Thursday, August 27, 2009

"Mr. Jones" by Counting Crows (1994)



1994. My last year of high school and first year of university. "Alternative" music is as popular as it has ever been and ever will be. Kurt Cobain has just killed himself but Pearl Jam, Alice in Chains and God knows who else from Seattle are still there to keep up the overly serious moping.

I had spent my whole life listening to 'alternative' radio stations and watching 'alternative' video shows (yes, there was a time when non-music TV channels had 'video shows', just like they'd have a 'news broadcast'). This was a time for redemption! A time when my musical tastes were vindicated!

I was bored out of my mind.

Stuck in my university dorm with whiny white males shrieking at me on all sides, I became about as contrary as I could be. I responded by blasting out Neil Diamond and Johnny Cash - before they became cool, mind you, before Rick Rubin had 'rehabilitated' both of them in the minds of 'cool kids'.

I get no credit for my progressive music tastes...

Anyway, I was still very much into new music. There was a lot of new stuff I was digging and exploring at the time - both inside and outside the mainstream. Well, in any case, the 'mainstream/alternative' spectrum had been altered, and first-year university students are obsessed with being as 'alternative' as they can be (not just musically, of course), yet within that range I found myself with pretty catholic musical tastes.

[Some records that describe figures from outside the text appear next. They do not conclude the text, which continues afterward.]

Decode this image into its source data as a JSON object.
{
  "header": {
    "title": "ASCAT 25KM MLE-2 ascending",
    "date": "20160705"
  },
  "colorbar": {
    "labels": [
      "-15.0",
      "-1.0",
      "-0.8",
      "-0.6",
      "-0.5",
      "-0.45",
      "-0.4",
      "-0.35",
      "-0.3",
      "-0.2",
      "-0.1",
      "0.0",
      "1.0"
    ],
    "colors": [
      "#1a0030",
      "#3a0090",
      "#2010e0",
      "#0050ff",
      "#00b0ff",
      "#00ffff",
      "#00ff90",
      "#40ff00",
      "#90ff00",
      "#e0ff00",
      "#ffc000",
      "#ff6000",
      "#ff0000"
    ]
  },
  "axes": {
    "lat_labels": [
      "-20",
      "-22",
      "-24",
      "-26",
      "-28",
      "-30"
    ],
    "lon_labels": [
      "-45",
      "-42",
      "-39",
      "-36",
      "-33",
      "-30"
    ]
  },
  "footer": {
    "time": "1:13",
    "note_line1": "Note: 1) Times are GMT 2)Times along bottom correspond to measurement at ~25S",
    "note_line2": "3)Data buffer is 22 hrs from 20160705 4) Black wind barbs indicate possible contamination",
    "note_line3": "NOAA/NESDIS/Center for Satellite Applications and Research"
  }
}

Adam Duritz has found plenty of ways in the years since to annoy the bollocks off of me (dating Jennifer Aniston, for example). Yet this initial volley still inspires me. It's almost Dave Matthews Band or even Spin Doctors, and sooner or later it's bound to soundtrack a beer commercial, yet there is something real and genuine here. Wikipedia claims that Duritz suffers from dissociative disorder. I would have no idea about that, but if it's true, it would make a more than a little sense - or rather, this song might make a little more sense. I've never seen Counting Crows live, and if I've seen a video for this song it doesn't stick in my mind, but I imagine Duritz singing it in a kind of spaced-out reverie. He seems to be well in his own world here, emoting to and about his Dylan-rip-off acquaintance (note: if you're stealing your signature song's archetype from a Bob Dylan song, you might not want to actually say "I want to be Bob Dylan" in your lyrics). He doesn't quite take flight, but you sense that he performs this song without really any awareness of the people around him.

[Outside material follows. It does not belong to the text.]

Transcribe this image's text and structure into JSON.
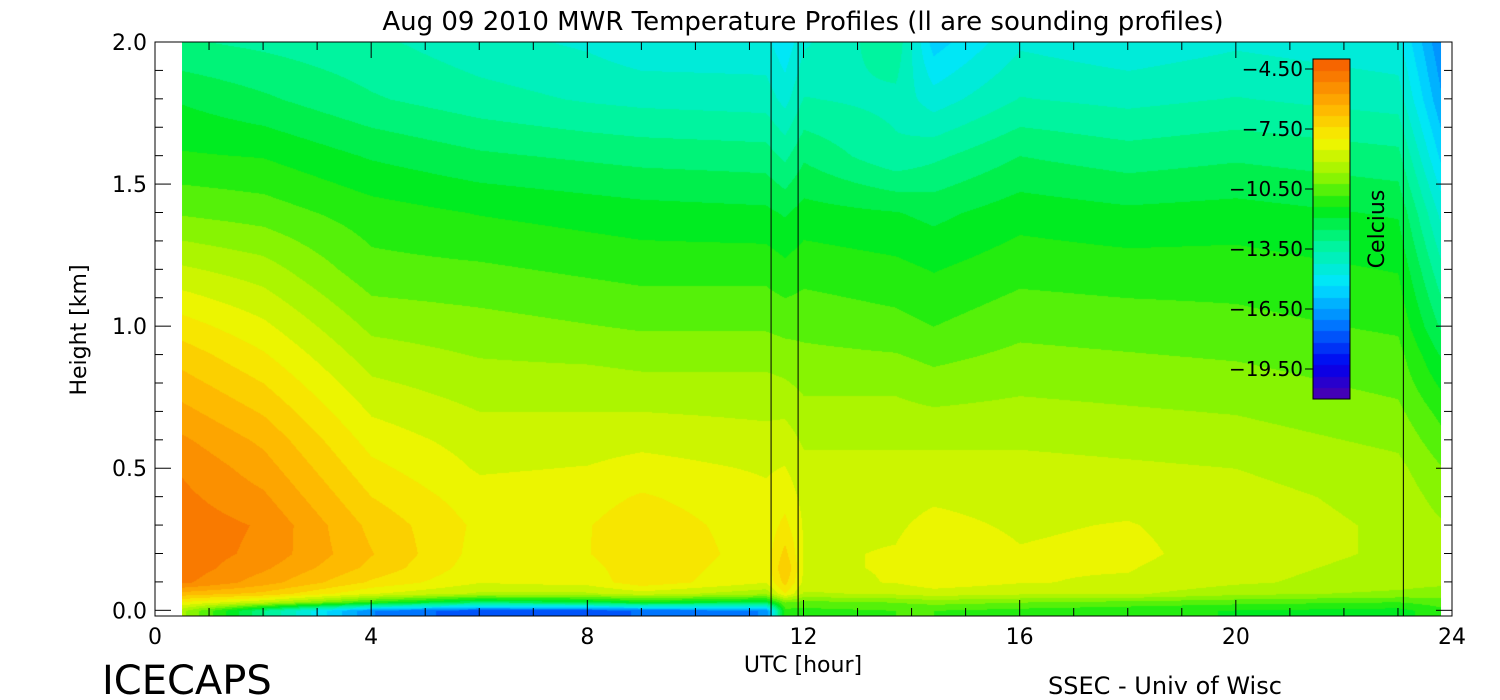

If it's so, that might be creepy, but it taps into something transportative about the best music that I constantly find myself looking for. Music should send the listener somewhere. It needn't send the performer somewhere, but if it does, it can create a bond between listener and performer - a bond, of course, later undone if the performer happens to be kind of a wanker. Adam Duritz is, clearly, speaking a load of rubbish here about whatever comes into his head ("Grey is my favourite colour; I felt so symbolic yesterday. If I knew Picasso, I would find myself a grey guitar and play") and I imagine listening to a dozen songs just like "Mr. Jones" would be a fresh hell. Yet as a one-off, as a novelty, "Mr. Jones" still works.